Last updated on Tuesday 16th of November 2021 08:30:50 PM

XSIBackup-Pro GUI Manual 1/7

Cron Management

 Please note that this post is relative to old deprecated software ©XSIBackup-Classic. Some facts herein contained may still be applicable to more recent versions though.

For new instalations please use new ©XSIBackup which is far more advanced than ©XSIBackup-Classic.

The "Cron" menu entry is quite simple to operate with. It only has too options: install and uninstall.

Install/ Uninstall Cron

By installing the crontab you will be adding an entry to the /etc/rc.local.d/local.sh file, so that every time you reboot the server, a copy of the crontabs corresponding to every user with an associated cron schedule will be re-introduced to the corresponding ESXi crontab. This is necessary as ESXi's crontabs are not persistent.

When installing and uninstalling the crontabs, you will be presented a list of users to choose from. Those are users of the ESXi host. So you need to add a user to your system before being able to install his crontab. You will also need to assign appropriate privileges, so that the user has enough permissions to perform the backups. This is equivalent to creating a user and assigning full permissions.

It is highly recommended that, unless you are ready to go through the backup user creation and permissions asigment, you stick to using root as the backup user.

Choose cron user

Key Exchange

 Please note that this post is relative to old deprecated software ©XSIBackup-Classic. Some facts herein contained may still be applicable to more recent versions though.
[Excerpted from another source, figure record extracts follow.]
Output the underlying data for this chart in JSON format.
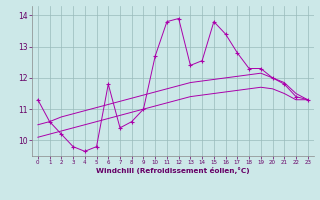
{
  "x": [
    0,
    1,
    2,
    3,
    4,
    5,
    6,
    7,
    8,
    9,
    10,
    11,
    12,
    13,
    14,
    15,
    16,
    17,
    18,
    19,
    20,
    21,
    22,
    23
  ],
  "line_main": [
    11.3,
    10.6,
    10.2,
    9.8,
    9.65,
    9.8,
    11.8,
    10.4,
    10.6,
    11.0,
    12.7,
    13.8,
    13.9,
    12.4,
    12.55,
    13.8,
    13.4,
    12.8,
    12.3,
    12.3,
    12.0,
    11.8,
    11.4,
    11.3
  ],
  "line_upper": [
    10.5,
    10.6,
    10.75,
    10.85,
    10.95,
    11.05,
    11.15,
    11.25,
    11.35,
    11.45,
    11.55,
    11.65,
    11.75,
    11.85,
    11.9,
    11.95,
    12.0,
    12.05,
    12.1,
    12.15,
    12.0,
    11.85,
    11.5,
    11.3
  ],
  "line_lower": [
    10.1,
    10.2,
    10.3,
    10.4,
    10.5,
    10.6,
    10.7,
    10.8,
    10.9,
    11.0,
    11.1,
    11.2,
    11.3,
    11.4,
    11.45,
    11.5,
    11.55,
    11.6,
    11.65,
    11.7,
    11.65,
    11.5,
    11.3,
    11.3
  ],
  "xlabel": "Windchill (Refroidissement éolien,°C)",
  "xlim": [
    -0.5,
    23.5
  ],
  "ylim": [
    9.5,
    14.3
  ],
  "yticks": [
    10,
    11,
    12,
    13,
    14
  ],
  "xticks": [
    0,
    1,
    2,
    3,
    4,
    5,
    6,
    7,
    8,
    9,
    10,
    11,
    12,
    13,
    14,
    15,
    16,
    17,
    18,
    19,
    20,
    21,
    22,
    23
  ],
  "line_color": "#aa00aa",
  "bg_color": "#cce8e8",
  "grid_color": "#99bbbb"
}
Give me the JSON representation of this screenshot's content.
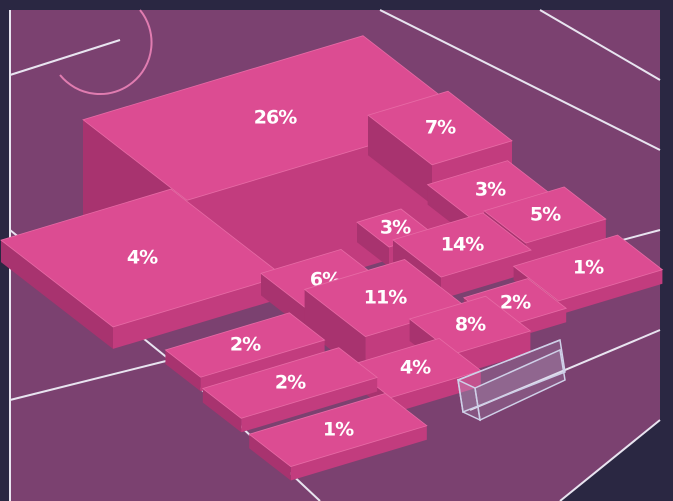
{
  "zones": [
    {
      "label": "26%"
    },
    {
      "label": "7%"
    },
    {
      "label": "4%"
    },
    {
      "label": "3%"
    },
    {
      "label": "3%"
    },
    {
      "label": "5%"
    },
    {
      "label": "14%"
    },
    {
      "label": "6%"
    },
    {
      "label": "11%"
    },
    {
      "label": "1%"
    },
    {
      "label": "2%"
    },
    {
      "label": "8%"
    },
    {
      "label": "2%"
    },
    {
      "label": "4%"
    },
    {
      "label": "2%"
    },
    {
      "label": "1%"
    }
  ]
}
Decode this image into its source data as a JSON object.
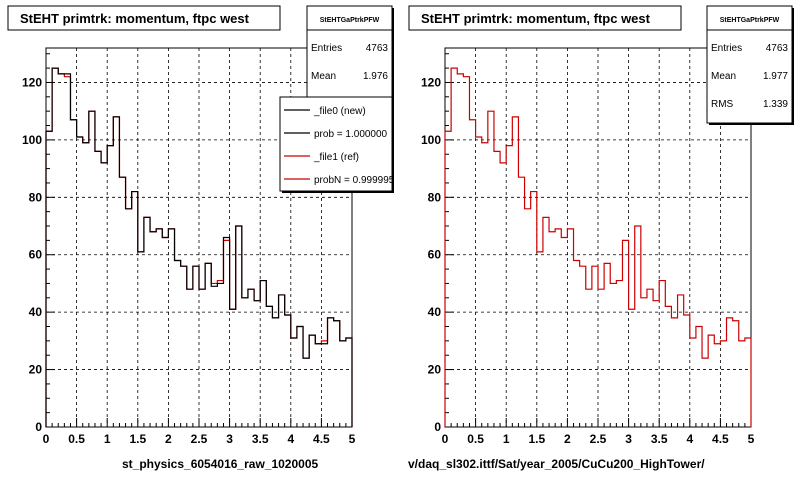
{
  "colors": {
    "new": "#000000",
    "ref": "#cc0000",
    "background": "#ffffff",
    "box_shadow": "#000000"
  },
  "footers": {
    "left": "st_physics_6054016_raw_1020005",
    "right": "v/daq_sl302.ittf/Sat/year_2005/CuCu200_HighTower/"
  },
  "panels": [
    {
      "title": "StEHT primtrk: momentum, ftpc west",
      "stats": {
        "name": "StEHTGaPtrkPFW",
        "rows": [
          {
            "label": "Entries",
            "value": "4763"
          },
          {
            "label": "Mean",
            "value": "1.976"
          }
        ]
      },
      "legend": {
        "entries": [
          {
            "label": "_file0 (new)",
            "color": "#000000"
          },
          {
            "label": "prob = 1.000000",
            "color": "#000000"
          },
          {
            "label": "_file1 (ref)",
            "color": "#cc0000"
          },
          {
            "label": "probN = 0.999995",
            "color": "#cc0000"
          }
        ]
      }
    },
    {
      "title": "StEHT primtrk: momentum, ftpc west",
      "stats": {
        "name": "StEHTGaPtrkPFW",
        "rows": [
          {
            "label": "Entries",
            "value": "4763"
          },
          {
            "label": "Mean",
            "value": "1.977"
          },
          {
            "label": "RMS",
            "value": "1.339"
          }
        ]
      }
    }
  ],
  "chart_data": [
    {
      "type": "line",
      "subtype": "histogram-step",
      "xlim": [
        0,
        5
      ],
      "ylim": [
        0,
        132
      ],
      "xticks": [
        "0",
        "0.5",
        "1",
        "1.5",
        "2",
        "2.5",
        "3",
        "3.5",
        "4",
        "4.5",
        "5"
      ],
      "yticks": [
        "0",
        "20",
        "40",
        "60",
        "80",
        "100",
        "120"
      ],
      "grid": true,
      "legend_position": "top-right",
      "bin_width": 0.1,
      "bin_start": 0,
      "series": [
        {
          "name": "_file0 (new)",
          "values": [
            103,
            125,
            123,
            123,
            107,
            101,
            99,
            110,
            96,
            92,
            98,
            108,
            87,
            76,
            82,
            61,
            73,
            68,
            69,
            66,
            69,
            58,
            56,
            48,
            56,
            48,
            57,
            49,
            50,
            66,
            41,
            70,
            45,
            48,
            44,
            51,
            42,
            38,
            46,
            39,
            31,
            35,
            24,
            32,
            29,
            29,
            38,
            37,
            30,
            31
          ]
        },
        {
          "name": "_file1 (ref)",
          "values": [
            103,
            125,
            123,
            122,
            107,
            101,
            99,
            110,
            96,
            92,
            98,
            108,
            87,
            76,
            82,
            61,
            73,
            68,
            69,
            66,
            69,
            58,
            56,
            48,
            56,
            48,
            57,
            50,
            51,
            65,
            41,
            70,
            45,
            48,
            44,
            51,
            42,
            38,
            46,
            39,
            31,
            35,
            24,
            32,
            29,
            30,
            38,
            37,
            30,
            31
          ]
        }
      ]
    },
    {
      "type": "line",
      "subtype": "histogram-step",
      "xlim": [
        0,
        5
      ],
      "ylim": [
        0,
        132
      ],
      "xticks": [
        "0",
        "0.5",
        "1",
        "1.5",
        "2",
        "2.5",
        "3",
        "3.5",
        "4",
        "4.5",
        "5"
      ],
      "yticks": [
        "0",
        "20",
        "40",
        "60",
        "80",
        "100",
        "120"
      ],
      "grid": true,
      "bin_width": 0.1,
      "bin_start": 0,
      "series": [
        {
          "name": "",
          "values": [
            103,
            125,
            123,
            122,
            107,
            101,
            99,
            110,
            96,
            92,
            98,
            108,
            87,
            76,
            82,
            61,
            73,
            68,
            69,
            66,
            69,
            58,
            56,
            48,
            56,
            48,
            57,
            50,
            51,
            65,
            41,
            70,
            45,
            48,
            44,
            51,
            42,
            38,
            46,
            39,
            31,
            35,
            24,
            32,
            29,
            30,
            38,
            37,
            30,
            31
          ]
        }
      ]
    }
  ]
}
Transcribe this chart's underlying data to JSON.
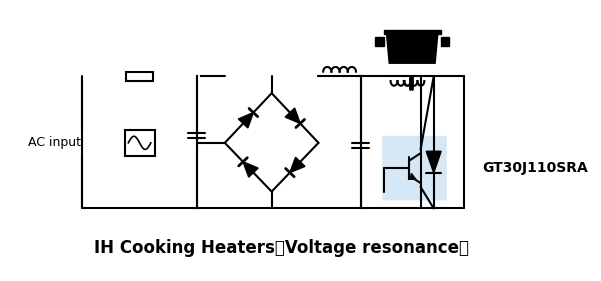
{
  "title": "IH Cooking Heaters（Voltage resonance）",
  "title_fontsize": 13,
  "background_color": "#ffffff",
  "line_color": "#000000",
  "highlight_color": "#d6e8f5",
  "label_ac": "AC input",
  "label_part": "GT30J110SRA",
  "fig_width": 6.01,
  "fig_height": 2.81
}
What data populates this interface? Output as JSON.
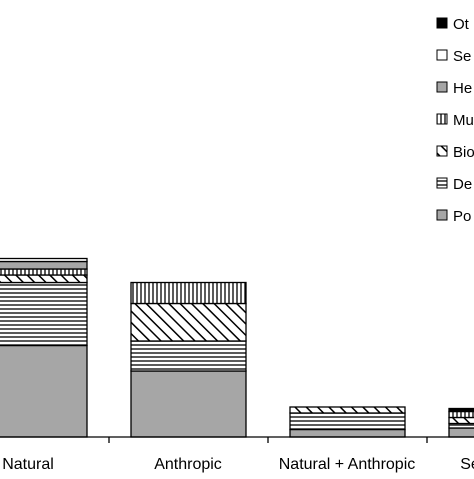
{
  "chart_data": {
    "type": "bar",
    "stacked": true,
    "categories": [
      "Natural",
      "Anthropic",
      "Natural + Anthropic",
      "Se"
    ],
    "series": [
      {
        "name": "Po",
        "values": [
          61,
          44,
          5,
          6
        ],
        "pattern": "gray"
      },
      {
        "name": "De",
        "values": [
          42,
          20,
          11,
          3
        ],
        "pattern": "hlines"
      },
      {
        "name": "Bio",
        "values": [
          5,
          25,
          4,
          4
        ],
        "pattern": "diag"
      },
      {
        "name": "Mu",
        "values": [
          4,
          14,
          0,
          4
        ],
        "pattern": "vlines"
      },
      {
        "name": "He",
        "values": [
          5,
          0,
          0,
          0
        ],
        "pattern": "gray"
      },
      {
        "name": "Se",
        "values": [
          2,
          0,
          0,
          0
        ],
        "pattern": "white"
      },
      {
        "name": "Ot",
        "values": [
          0,
          0,
          0,
          2
        ],
        "pattern": "black"
      }
    ],
    "legend_labels": [
      "Ot",
      "Se",
      "He",
      "Mu",
      "Bio",
      "De",
      "Po"
    ],
    "legend_position": "right",
    "grid": false,
    "ylim": [
      0,
      120
    ],
    "colors": {
      "gray": "#a6a6a6",
      "black": "#000000",
      "white": "#ffffff",
      "axis": "#000000"
    }
  }
}
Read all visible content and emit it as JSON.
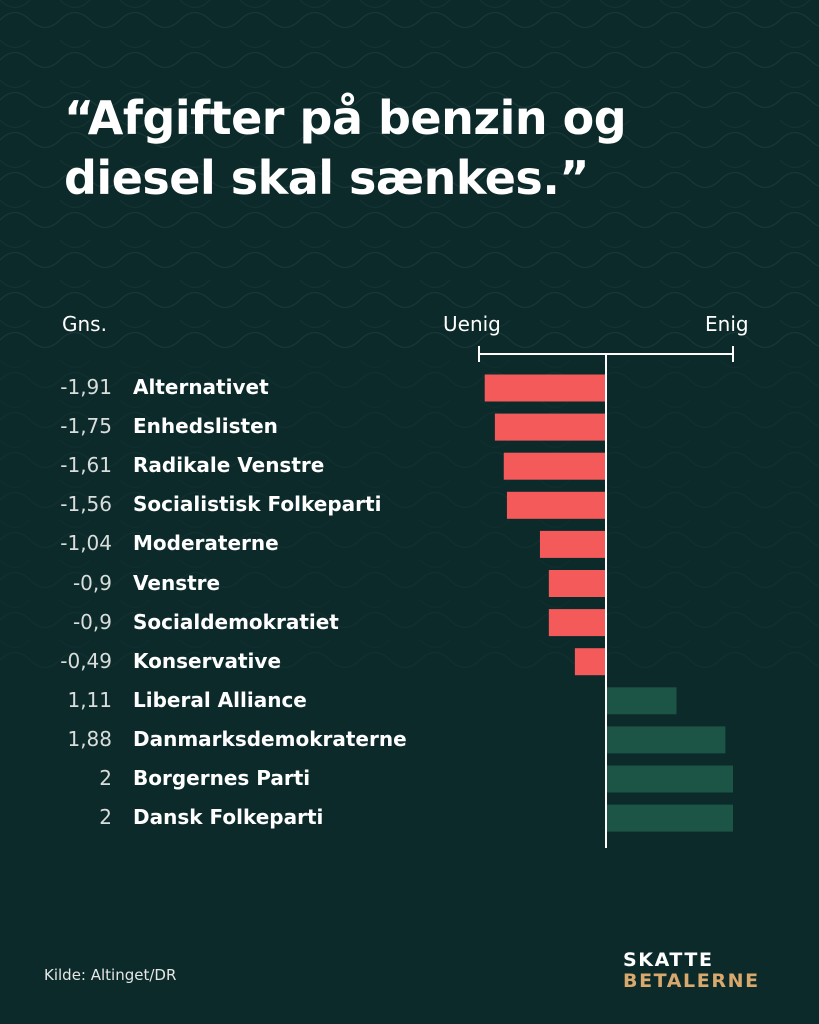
{
  "title": "“Afgifter på benzin og diesel skal sænkes.”",
  "header": {
    "avg_label": "Gns.",
    "disagree_label": "Uenig",
    "agree_label": "Enig"
  },
  "colors": {
    "background": "#0d2a2b",
    "negative": "#f55a5a",
    "positive": "#1c5445",
    "logo_accent": "#d9a86c"
  },
  "chart_data": {
    "type": "bar",
    "orientation": "horizontal",
    "title": "“Afgifter på benzin og diesel skal sænkes.”",
    "xlim": [
      -2,
      2
    ],
    "categories": [
      "Alternativet",
      "Enhedslisten",
      "Radikale Venstre",
      "Socialistisk Folkeparti",
      "Moderaterne",
      "Venstre",
      "Socialdemokratiet",
      "Konservative",
      "Liberal Alliance",
      "Danmarksdemokraterne",
      "Borgernes Parti",
      "Dansk Folkeparti"
    ],
    "values": [
      -1.91,
      -1.75,
      -1.61,
      -1.56,
      -1.04,
      -0.9,
      -0.9,
      -0.49,
      1.11,
      1.88,
      2,
      2
    ],
    "value_labels": [
      "-1,91",
      "-1,75",
      "-1,61",
      "-1,56",
      "-1,04",
      "-0,9",
      "-0,9",
      "-0,49",
      "1,11",
      "1,88",
      "2",
      "2"
    ]
  },
  "source": "Kilde: Altinget/DR",
  "logo": {
    "line1": "SKATTE",
    "line2": "BETALERNE"
  }
}
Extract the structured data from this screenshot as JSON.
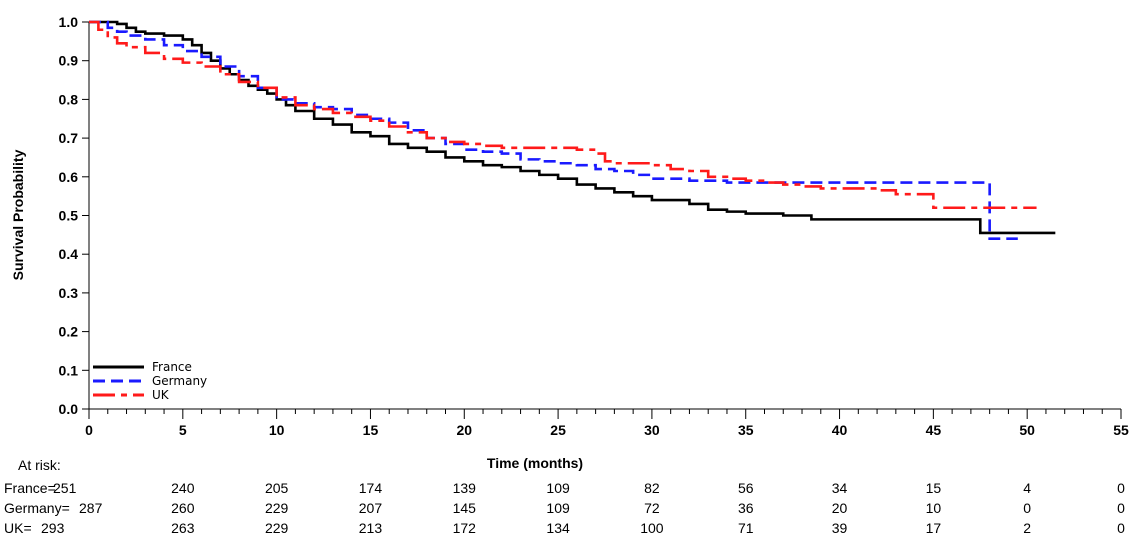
{
  "chart_data": {
    "type": "line",
    "subtype": "kaplan-meier-step",
    "xlabel": "Time (months)",
    "ylabel": "Survival Probability",
    "xlim": [
      0,
      55
    ],
    "ylim": [
      0,
      1
    ],
    "x_ticks": [
      0,
      5,
      10,
      15,
      20,
      25,
      30,
      35,
      40,
      45,
      50,
      55
    ],
    "y_ticks": [
      0.0,
      0.1,
      0.2,
      0.3,
      0.4,
      0.5,
      0.6,
      0.7,
      0.8,
      0.9,
      1.0
    ],
    "y_tick_labels": [
      "0.0",
      "0.1",
      "0.2",
      "0.3",
      "0.4",
      "0.5",
      "0.6",
      "0.7",
      "0.8",
      "0.9",
      "1.0"
    ],
    "grid": false,
    "legend_position": "bottom-left",
    "series": [
      {
        "name": "France",
        "color": "#000000",
        "dash": "solid",
        "x": [
          0,
          1,
          1.5,
          2,
          2.5,
          3,
          4,
          5,
          5.5,
          6,
          6.5,
          7,
          7.5,
          8,
          8.5,
          9,
          9.5,
          10,
          10.5,
          11,
          12,
          13,
          14,
          15,
          16,
          17,
          18,
          19,
          20,
          21,
          22,
          23,
          24,
          25,
          26,
          27,
          28,
          29,
          30,
          31,
          32,
          33,
          34,
          35,
          36,
          37,
          38,
          38.5,
          40,
          42,
          44,
          46,
          47.3,
          47.5,
          48,
          50,
          51.5
        ],
        "y": [
          1.0,
          1.0,
          0.995,
          0.985,
          0.975,
          0.97,
          0.965,
          0.955,
          0.94,
          0.92,
          0.9,
          0.88,
          0.865,
          0.85,
          0.835,
          0.825,
          0.815,
          0.8,
          0.785,
          0.77,
          0.75,
          0.735,
          0.715,
          0.705,
          0.685,
          0.675,
          0.665,
          0.65,
          0.64,
          0.63,
          0.625,
          0.615,
          0.605,
          0.595,
          0.58,
          0.57,
          0.56,
          0.55,
          0.54,
          0.54,
          0.53,
          0.515,
          0.51,
          0.505,
          0.505,
          0.5,
          0.5,
          0.49,
          0.49,
          0.49,
          0.49,
          0.49,
          0.49,
          0.455,
          0.455,
          0.455,
          0.455
        ]
      },
      {
        "name": "Germany",
        "color": "#1a1aff",
        "dash": "dashed",
        "x": [
          0,
          1,
          1.5,
          2,
          3,
          4,
          5,
          6,
          7,
          8,
          9,
          10,
          11,
          12,
          13,
          14,
          15,
          16,
          17,
          18,
          19,
          20,
          21,
          22,
          23,
          24,
          25,
          26,
          27,
          28,
          29,
          30,
          32,
          34,
          36,
          38,
          40,
          42,
          44,
          46,
          47.9,
          48,
          49.5
        ],
        "y": [
          1.0,
          0.985,
          0.975,
          0.965,
          0.955,
          0.94,
          0.925,
          0.91,
          0.885,
          0.86,
          0.83,
          0.8,
          0.79,
          0.78,
          0.775,
          0.76,
          0.75,
          0.74,
          0.72,
          0.7,
          0.685,
          0.67,
          0.665,
          0.66,
          0.645,
          0.64,
          0.635,
          0.63,
          0.62,
          0.615,
          0.605,
          0.595,
          0.59,
          0.585,
          0.585,
          0.585,
          0.585,
          0.585,
          0.585,
          0.585,
          0.585,
          0.44,
          0.44
        ]
      },
      {
        "name": "UK",
        "color": "#ff1a1a",
        "dash": "dash-dot",
        "x": [
          0,
          0.5,
          1,
          1.5,
          2,
          3,
          4,
          5,
          6,
          7,
          8,
          9,
          10,
          11,
          12,
          13,
          14,
          15,
          16,
          17,
          18,
          19,
          20,
          21,
          22,
          23,
          24,
          25,
          26,
          27,
          27.5,
          28,
          30,
          31,
          32,
          33,
          34,
          35,
          36,
          37,
          38,
          39,
          40,
          42,
          43,
          44,
          45,
          46,
          48,
          50,
          50.5
        ],
        "y": [
          1.0,
          0.98,
          0.96,
          0.945,
          0.935,
          0.92,
          0.905,
          0.895,
          0.885,
          0.865,
          0.845,
          0.83,
          0.805,
          0.785,
          0.775,
          0.765,
          0.755,
          0.745,
          0.73,
          0.715,
          0.7,
          0.69,
          0.685,
          0.68,
          0.675,
          0.675,
          0.675,
          0.675,
          0.67,
          0.66,
          0.64,
          0.635,
          0.63,
          0.62,
          0.615,
          0.6,
          0.595,
          0.59,
          0.585,
          0.58,
          0.575,
          0.57,
          0.57,
          0.565,
          0.555,
          0.555,
          0.52,
          0.52,
          0.52,
          0.52,
          0.52
        ]
      }
    ],
    "risk_table": {
      "title": "At risk:",
      "times": [
        0,
        5,
        10,
        15,
        20,
        25,
        30,
        35,
        40,
        45,
        50,
        55
      ],
      "rows": [
        {
          "label": "France=",
          "counts": [
            "251",
            "240",
            "205",
            "174",
            "139",
            "109",
            "82",
            "56",
            "34",
            "15",
            "4",
            "0"
          ]
        },
        {
          "label": "Germany=",
          "counts": [
            "287",
            "260",
            "229",
            "207",
            "145",
            "109",
            "72",
            "36",
            "20",
            "10",
            "0",
            "0"
          ]
        },
        {
          "label": "UK=",
          "counts": [
            "293",
            "263",
            "229",
            "213",
            "172",
            "134",
            "100",
            "71",
            "39",
            "17",
            "2",
            "0"
          ]
        }
      ]
    }
  }
}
For new instalations please use new ©XSIBackup which is far more advanced than ©XSIBackup-Classic.

Linking to another host means adding the current host's public key to the authorized_keys file in the second host. This allows to login from host A to B without being prompted for a password. You need to Link to other hosts before you can execute any crossed backup jobs by means of the --host argument, or when you simply want to backup to it via IP instead of to a local datastore.

XSIBackup Key Exchange

XSIBackup Menu offers two options in regards to linked hosts:
- List servers linked to the current host, which presents a list of public keys present in the local server's authorized_keys file. This shows which ESXi servers (they could also be other kind of OSs) are allowed to SSH into this server by using an RSA key.

- Add this host's XSIBackup RSA public key to the authorized_keys file of some other host (it could be other type of OS too). There are some things to clear up in regards to Linking:

XSIBackup uses its own key pair, which has nothing to do with the host's key pair, which BTW is not persistent in ESXI (as so many other things). So it's XSIBackup's public RSA key that is added to the remote server's authorized_keys file.

XSIBackup is able to use this menu option to detect SSH folders and add keys on *NIX servers based on systemd and init.d service managers, but it will not work out of the box with any OS you can think of. So, in case you get some error and you can't use the menu, just grab the xsibackup_id_rsa.pub key and add it to the remote server's authorized_keys file.